SAINT PAUL: 17 by FREDERICK WILLIAM HENRY MYERS

First Line: ONCE FOR THE LEAST OF CHILDREN OF MANASSES
Last Line: STRENGTH IN INFIRMITIES AND CHRIST IN ME.
Subject(s): PAUL, SAINT (1ST CENTURY); SAUL OF TARSUS;

Once for the least of children of Manasses
God had a message and a deed to do,
Wherefore the welcome that all speech surpasses
Called him and hailed him greater than he knew;

Asked him no more, but followed him and found him,
Filled him with valour, slung him with a sword,
Bade him go on until the tribes around him
Mingled his name with naming of the Lord.

Also of John a calling and a crying
Rang in Bethabara by Jordan's flow;
Art thou the Christ? they asked of his denying;
Art thou that Prophet? and he answered, No.

John, than which man a sadder or a greater
Not till this day has been of woman born,
John like some lonely peak by the Creator
Fired with the red glow of the rushing morn.

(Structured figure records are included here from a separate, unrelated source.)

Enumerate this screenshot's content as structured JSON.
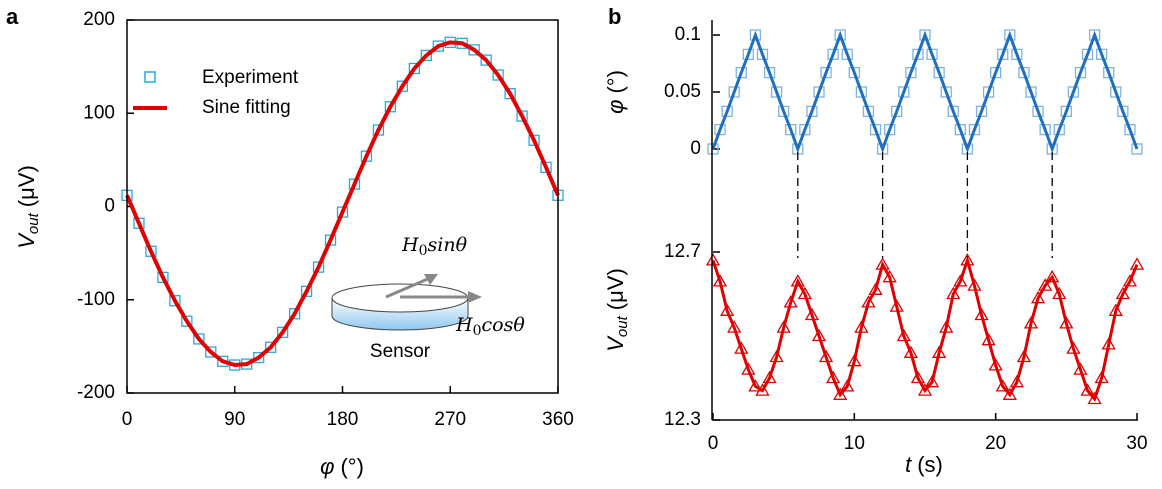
{
  "chart_data": [
    {
      "type": "scatter",
      "panel_label": "a",
      "xlabel": {
        "symbol": "φ",
        "unit": "(°)"
      },
      "ylabel": {
        "symbol": "V",
        "subscript": "out",
        "unit": "(μV)"
      },
      "xlim": [
        0,
        360
      ],
      "ylim": [
        -200,
        200
      ],
      "xticks": [
        0,
        90,
        180,
        270,
        360
      ],
      "yticks": [
        -200,
        -100,
        0,
        100,
        200
      ],
      "x": [
        0,
        10,
        20,
        30,
        40,
        50,
        60,
        70,
        80,
        90,
        100,
        110,
        120,
        130,
        140,
        150,
        160,
        170,
        180,
        190,
        200,
        210,
        220,
        230,
        240,
        250,
        260,
        270,
        280,
        290,
        300,
        310,
        320,
        330,
        340,
        350,
        360
      ],
      "series": [
        {
          "name": "Experiment",
          "mode": "markers",
          "marker": "square",
          "color": "#29a8e0",
          "values": [
            12,
            -18,
            -48,
            -76,
            -101,
            -123,
            -142,
            -156,
            -166,
            -170,
            -169,
            -162,
            -151,
            -135,
            -115,
            -91,
            -65,
            -36,
            -6,
            24,
            54,
            82,
            107,
            129,
            148,
            162,
            172,
            176,
            175,
            168,
            157,
            141,
            121,
            97,
            71,
            42,
            12
          ]
        },
        {
          "name": "Sine fitting",
          "mode": "line",
          "color": "#e00000",
          "values": [
            12,
            -18,
            -48,
            -76,
            -101,
            -123,
            -142,
            -156,
            -166,
            -170,
            -169,
            -162,
            -151,
            -135,
            -115,
            -91,
            -65,
            -36,
            -6,
            24,
            54,
            82,
            107,
            129,
            148,
            162,
            172,
            176,
            175,
            168,
            157,
            141,
            121,
            97,
            71,
            42,
            12
          ]
        }
      ],
      "annotations": {
        "h_sin": {
          "base": "H",
          "sub": "0",
          "rest": "sinθ"
        },
        "h_cos": {
          "base": "H",
          "sub": "0",
          "rest": "cosθ"
        },
        "sensor": "Sensor"
      }
    },
    {
      "type": "line",
      "panel_label": "b",
      "ylabel": {
        "symbol": "φ",
        "unit": "(°)"
      },
      "xlim": [
        0,
        30
      ],
      "ylim": [
        0,
        0.1
      ],
      "yticks": [
        0,
        0.05,
        0.1
      ],
      "guides": [
        6,
        12,
        18,
        24
      ],
      "x": [
        0,
        0.5,
        1,
        1.5,
        2,
        2.5,
        3,
        3.5,
        4,
        4.5,
        5,
        5.5,
        6,
        6.5,
        7,
        7.5,
        8,
        8.5,
        9,
        9.5,
        10,
        10.5,
        11,
        11.5,
        12,
        12.5,
        13,
        13.5,
        14,
        14.5,
        15,
        15.5,
        16,
        16.5,
        17,
        17.5,
        18,
        18.5,
        19,
        19.5,
        20,
        20.5,
        21,
        21.5,
        22,
        22.5,
        23,
        23.5,
        24,
        24.5,
        25,
        25.5,
        26,
        26.5,
        27,
        27.5,
        28,
        28.5,
        29,
        29.5,
        30
      ],
      "series": [
        {
          "mode": "line+markers",
          "marker": "square",
          "color": "#1f6fbf",
          "marker_color": "#7fb3e0",
          "values": [
            0,
            0.017,
            0.033,
            0.05,
            0.067,
            0.083,
            0.1,
            0.083,
            0.067,
            0.05,
            0.033,
            0.017,
            0,
            0.017,
            0.033,
            0.05,
            0.067,
            0.083,
            0.1,
            0.083,
            0.067,
            0.05,
            0.033,
            0.017,
            0,
            0.017,
            0.033,
            0.05,
            0.067,
            0.083,
            0.1,
            0.083,
            0.067,
            0.05,
            0.033,
            0.017,
            0,
            0.017,
            0.033,
            0.05,
            0.067,
            0.083,
            0.1,
            0.083,
            0.067,
            0.05,
            0.033,
            0.017,
            0,
            0.017,
            0.033,
            0.05,
            0.067,
            0.083,
            0.1,
            0.083,
            0.067,
            0.05,
            0.033,
            0.017,
            0
          ]
        }
      ]
    },
    {
      "type": "line",
      "xlabel": {
        "symbol": "t",
        "unit": "(s)"
      },
      "ylabel": {
        "symbol": "V",
        "subscript": "out",
        "unit": "(μV)"
      },
      "xlim": [
        0,
        30
      ],
      "ylim": [
        12.3,
        12.7
      ],
      "xticks": [
        0,
        10,
        20,
        30
      ],
      "yticks": [
        12.3,
        12.7
      ],
      "x": [
        0,
        0.5,
        1,
        1.5,
        2,
        2.5,
        3,
        3.5,
        4,
        4.5,
        5,
        5.5,
        6,
        6.5,
        7,
        7.5,
        8,
        8.5,
        9,
        9.5,
        10,
        10.5,
        11,
        11.5,
        12,
        12.5,
        13,
        13.5,
        14,
        14.5,
        15,
        15.5,
        16,
        16.5,
        17,
        17.5,
        18,
        18.5,
        19,
        19.5,
        20,
        20.5,
        21,
        21.5,
        22,
        22.5,
        23,
        23.5,
        24,
        24.5,
        25,
        25.5,
        26,
        26.5,
        27,
        27.5,
        28,
        28.5,
        29,
        29.5,
        30
      ],
      "series": [
        {
          "mode": "line+markers",
          "marker": "triangle",
          "color": "#e00000",
          "marker_color": "#e00000",
          "values": [
            12.68,
            12.63,
            12.56,
            12.52,
            12.47,
            12.42,
            12.38,
            12.37,
            12.4,
            12.45,
            12.52,
            12.58,
            12.63,
            12.6,
            12.55,
            12.5,
            12.45,
            12.4,
            12.36,
            12.38,
            12.44,
            12.52,
            12.58,
            12.61,
            12.67,
            12.64,
            12.57,
            12.5,
            12.46,
            12.4,
            12.37,
            12.39,
            12.46,
            12.52,
            12.6,
            12.63,
            12.68,
            12.62,
            12.55,
            12.49,
            12.43,
            12.38,
            12.36,
            12.39,
            12.45,
            12.53,
            12.59,
            12.62,
            12.64,
            12.6,
            12.53,
            12.47,
            12.42,
            12.37,
            12.35,
            12.4,
            12.48,
            12.56,
            12.6,
            12.63,
            12.67
          ]
        }
      ]
    }
  ]
}
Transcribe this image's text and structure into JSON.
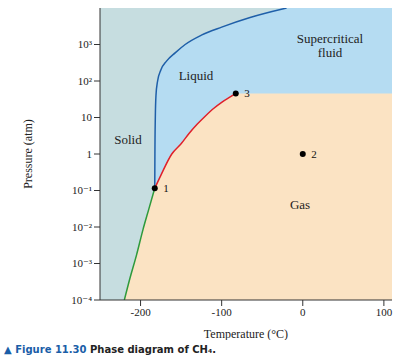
{
  "chart_data": {
    "type": "line",
    "caption": {
      "label": "▲ Figure 11.30",
      "text": "Phase diagram of CH₄."
    },
    "x_label": "Temperature (°C)",
    "y_label": "Pressure (atm)",
    "log": "y",
    "xlim": [
      -250,
      110
    ],
    "xticks": [
      -200,
      -100,
      0,
      100
    ],
    "ylim": [
      0.0001,
      10000
    ],
    "yticks": [
      {
        "value": 0.0001,
        "label": "10⁻⁴"
      },
      {
        "value": 0.001,
        "label": "10⁻³"
      },
      {
        "value": 0.01,
        "label": "10⁻²"
      },
      {
        "value": 0.1,
        "label": "10⁻¹"
      },
      1,
      10,
      {
        "value": 100,
        "label": "10²"
      },
      {
        "value": 1000,
        "label": "10³"
      }
    ],
    "regions": [
      {
        "label": "Solid",
        "color": "#c6dde0"
      },
      {
        "label": "Liquid",
        "color": "#b5dcf2"
      },
      {
        "label": "Gas",
        "color": "#fbe3c3"
      },
      {
        "label": "Supercritical fluid"
      }
    ],
    "series": [
      {
        "color": "#1f5fa8",
        "x": [
          -182.5,
          -182.3,
          -181.8,
          -181,
          -179,
          -175,
          -168,
          -157,
          -145,
          -125,
          -100,
          -65,
          -20
        ],
        "values": [
          0.115,
          1,
          10,
          40,
          100,
          200,
          350,
          600,
          1000,
          1800,
          3000,
          5500,
          10000
        ]
      },
      {
        "color": "#e0202a",
        "x": [
          -182.5,
          -175,
          -161.5,
          -150,
          -140,
          -130,
          -120,
          -110,
          -100,
          -90,
          -82.6
        ],
        "values": [
          0.115,
          0.26,
          1,
          1.9,
          3.7,
          6.6,
          11,
          17.6,
          26,
          36,
          45.4
        ]
      },
      {
        "color": "#2e9a3c",
        "x": [
          -220,
          -213,
          -205,
          -197,
          -190,
          -182.5
        ],
        "values": [
          0.0001,
          0.0004,
          0.0017,
          0.0085,
          0.03,
          0.115
        ]
      }
    ],
    "points": {
      "color": "#000000",
      "labels": [
        "1",
        "2",
        "3"
      ],
      "x": [
        -182.5,
        0,
        -82.6
      ],
      "values": [
        0.115,
        1,
        45.4
      ]
    }
  }
}
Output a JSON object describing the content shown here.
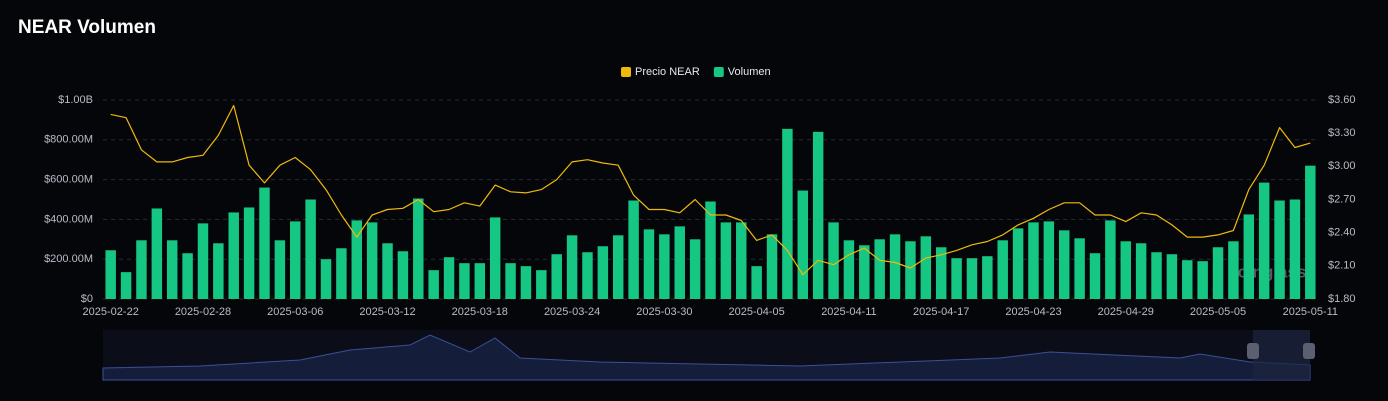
{
  "chart_data": {
    "type": "bar",
    "title": "NEAR Volumen",
    "watermark": "coinglass",
    "legend": "top",
    "grid": true,
    "categories": [
      "2025-02-22",
      null,
      null,
      null,
      null,
      null,
      "2025-02-28",
      null,
      null,
      null,
      null,
      null,
      "2025-03-06",
      null,
      null,
      null,
      null,
      null,
      "2025-03-12",
      null,
      null,
      null,
      null,
      null,
      "2025-03-18",
      null,
      null,
      null,
      null,
      null,
      "2025-03-24",
      null,
      null,
      null,
      null,
      null,
      "2025-03-30",
      null,
      null,
      null,
      null,
      null,
      "2025-04-05",
      null,
      null,
      null,
      null,
      null,
      "2025-04-11",
      null,
      null,
      null,
      null,
      null,
      "2025-04-17",
      null,
      null,
      null,
      null,
      null,
      "2025-04-23",
      null,
      null,
      null,
      null,
      null,
      "2025-04-29",
      null,
      null,
      null,
      null,
      null,
      "2025-05-05",
      null,
      null,
      null,
      null,
      null,
      "2025-05-11"
    ],
    "series": [
      {
        "name": "Precio NEAR",
        "type": "line",
        "axis": "y2",
        "color": "#f0b90b",
        "values": [
          3.47,
          3.44,
          3.15,
          3.04,
          3.04,
          3.08,
          3.1,
          3.28,
          3.55,
          3.01,
          2.85,
          3.01,
          3.08,
          2.97,
          2.79,
          2.56,
          2.36,
          2.56,
          2.61,
          2.62,
          2.7,
          2.59,
          2.61,
          2.67,
          2.64,
          2.83,
          2.77,
          2.76,
          2.79,
          2.88,
          3.04,
          3.06,
          3.03,
          3.01,
          2.74,
          2.61,
          2.61,
          2.58,
          2.7,
          2.56,
          2.56,
          2.51,
          2.33,
          2.38,
          2.24,
          2.02,
          2.15,
          2.11,
          2.2,
          2.26,
          2.15,
          2.13,
          2.08,
          2.17,
          2.2,
          2.24,
          2.29,
          2.32,
          2.38,
          2.47,
          2.53,
          2.61,
          2.67,
          2.67,
          2.56,
          2.56,
          2.5,
          2.58,
          2.56,
          2.47,
          2.36,
          2.36,
          2.38,
          2.42,
          2.79,
          3.01,
          3.35,
          3.17,
          3.21
        ]
      },
      {
        "name": "Volumen",
        "type": "bar",
        "color": "#16c784",
        "values": [
          245000000,
          135000000,
          295000000,
          455000000,
          295000000,
          230000000,
          380000000,
          280000000,
          435000000,
          460000000,
          560000000,
          295000000,
          390000000,
          500000000,
          200000000,
          255000000,
          395000000,
          385000000,
          280000000,
          240000000,
          505000000,
          145000000,
          210000000,
          180000000,
          180000000,
          410000000,
          180000000,
          165000000,
          145000000,
          225000000,
          320000000,
          235000000,
          265000000,
          320000000,
          495000000,
          350000000,
          325000000,
          365000000,
          300000000,
          490000000,
          385000000,
          385000000,
          165000000,
          325000000,
          855000000,
          545000000,
          840000000,
          385000000,
          295000000,
          270000000,
          300000000,
          325000000,
          290000000,
          315000000,
          260000000,
          205000000,
          205000000,
          215000000,
          295000000,
          355000000,
          385000000,
          390000000,
          345000000,
          305000000,
          230000000,
          395000000,
          290000000,
          280000000,
          235000000,
          225000000,
          195000000,
          190000000,
          260000000,
          290000000,
          425000000,
          585000000,
          495000000,
          500000000,
          670000000
        ]
      }
    ],
    "ylim": [
      0,
      1000000000
    ],
    "yticks": [
      {
        "value": 0,
        "label": "$0"
      },
      {
        "value": 200000000,
        "label": "$200.00M"
      },
      {
        "value": 400000000,
        "label": "$400.00M"
      },
      {
        "value": 600000000,
        "label": "$600.00M"
      },
      {
        "value": 800000000,
        "label": "$800.00M"
      },
      {
        "value": 1000000000,
        "label": "$1.00B"
      }
    ],
    "y2lim": [
      1.8,
      3.6
    ],
    "y2ticks": [
      {
        "value": 1.8,
        "label": "$1.80"
      },
      {
        "value": 2.1,
        "label": "$2.10"
      },
      {
        "value": 2.4,
        "label": "$2.40"
      },
      {
        "value": 2.7,
        "label": "$2.70"
      },
      {
        "value": 3.0,
        "label": "$3.00"
      },
      {
        "value": 3.3,
        "label": "$3.30"
      },
      {
        "value": 3.6,
        "label": "$3.60"
      }
    ]
  }
}
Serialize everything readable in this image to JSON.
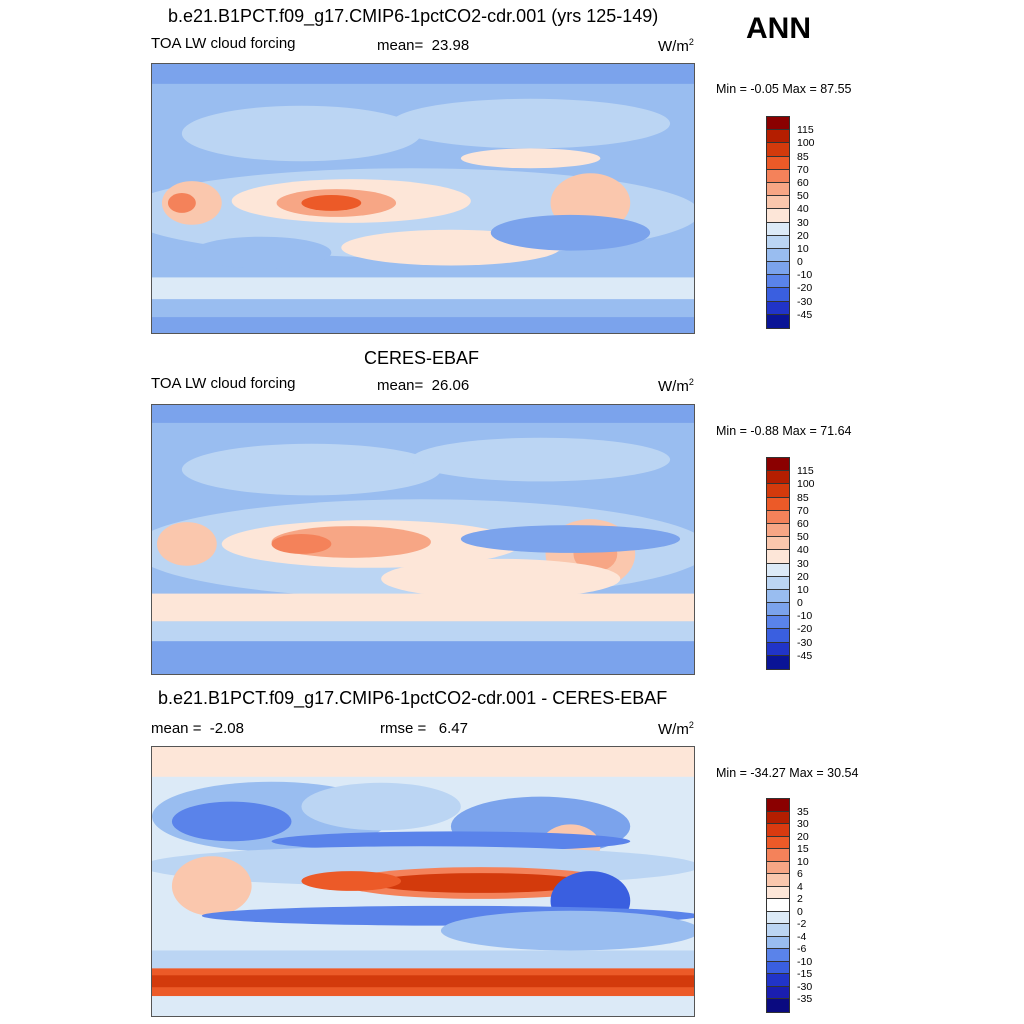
{
  "season": "ANN",
  "panels": [
    {
      "title": "b.e21.B1PCT.f09_g17.CMIP6-1pctCO2-cdr.001 (yrs 125-149)",
      "variable": "TOA LW cloud forcing",
      "stat_label": "mean=",
      "stat_value": "23.98",
      "units_base": "W/m",
      "units_exp": "2",
      "minmax": "Min =  -0.05 Max =  87.55",
      "colorbar": {
        "labels": [
          "115",
          "100",
          "85",
          "70",
          "60",
          "50",
          "40",
          "30",
          "20",
          "10",
          "0",
          "-10",
          "-20",
          "-30",
          "-45"
        ],
        "colors": [
          "#8b0000",
          "#b41e00",
          "#d33a0c",
          "#ec5a28",
          "#f4825a",
          "#f7a685",
          "#fac7ad",
          "#fde6d8",
          "#dceaf7",
          "#bbd5f3",
          "#99bdf0",
          "#7ba3ec",
          "#5a83ea",
          "#3a5fe0",
          "#2134c8",
          "#0a1496"
        ]
      }
    },
    {
      "title": "CERES-EBAF",
      "variable": "TOA LW cloud forcing",
      "stat_label": "mean=",
      "stat_value": "26.06",
      "units_base": "W/m",
      "units_exp": "2",
      "minmax": "Min =  -0.88 Max =  71.64",
      "colorbar": {
        "labels": [
          "115",
          "100",
          "85",
          "70",
          "60",
          "50",
          "40",
          "30",
          "20",
          "10",
          "0",
          "-10",
          "-20",
          "-30",
          "-45"
        ],
        "colors": [
          "#8b0000",
          "#b41e00",
          "#d33a0c",
          "#ec5a28",
          "#f4825a",
          "#f7a685",
          "#fac7ad",
          "#fde6d8",
          "#dceaf7",
          "#bbd5f3",
          "#99bdf0",
          "#7ba3ec",
          "#5a83ea",
          "#3a5fe0",
          "#2134c8",
          "#0a1496"
        ]
      }
    },
    {
      "title": "b.e21.B1PCT.f09_g17.CMIP6-1pctCO2-cdr.001 - CERES-EBAF",
      "mean_label": "mean =",
      "mean_value": "-2.08",
      "rmse_label": "rmse =",
      "rmse_value": "6.47",
      "units_base": "W/m",
      "units_exp": "2",
      "minmax": "Min = -34.27 Max =  30.54",
      "colorbar": {
        "labels": [
          "35",
          "30",
          "20",
          "15",
          "10",
          "6",
          "4",
          "2",
          "0",
          "-2",
          "-4",
          "-6",
          "-10",
          "-15",
          "-30",
          "-35"
        ],
        "colors": [
          "#8b0000",
          "#b41e00",
          "#d93a10",
          "#ec5a28",
          "#f4825a",
          "#f7a685",
          "#fac7ad",
          "#fde6d8",
          "#ffffff",
          "#dceaf7",
          "#bbd5f3",
          "#99bdf0",
          "#5a83ea",
          "#3a5fe0",
          "#2134c8",
          "#1a1eb0",
          "#0a0a80"
        ]
      }
    }
  ]
}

This when the sun shall rise and overcome it
Stands in his shining desolate and bare,
Yet not the less the inexorable summit
Flamed him his signal to the happier air.

So with the Lord: he takes and he refuses,
Finds him ambassadors whom men deny,
Wise ones nor mighty for his saints he chooses,
No, such as John or Gideon or I.

He as he wills shall solder and shall sunder,
Slay in a day and quicken in an hour,
Tune him a music from the Sons of Thunder,
Forge and transform my passion into power.

Ay, for this Paul, a scorn and a despising,
Weak as you know him and the wretch you see,—
Even in these eyes shall ye behold him rising,
Strength in infirmities and Christ in me.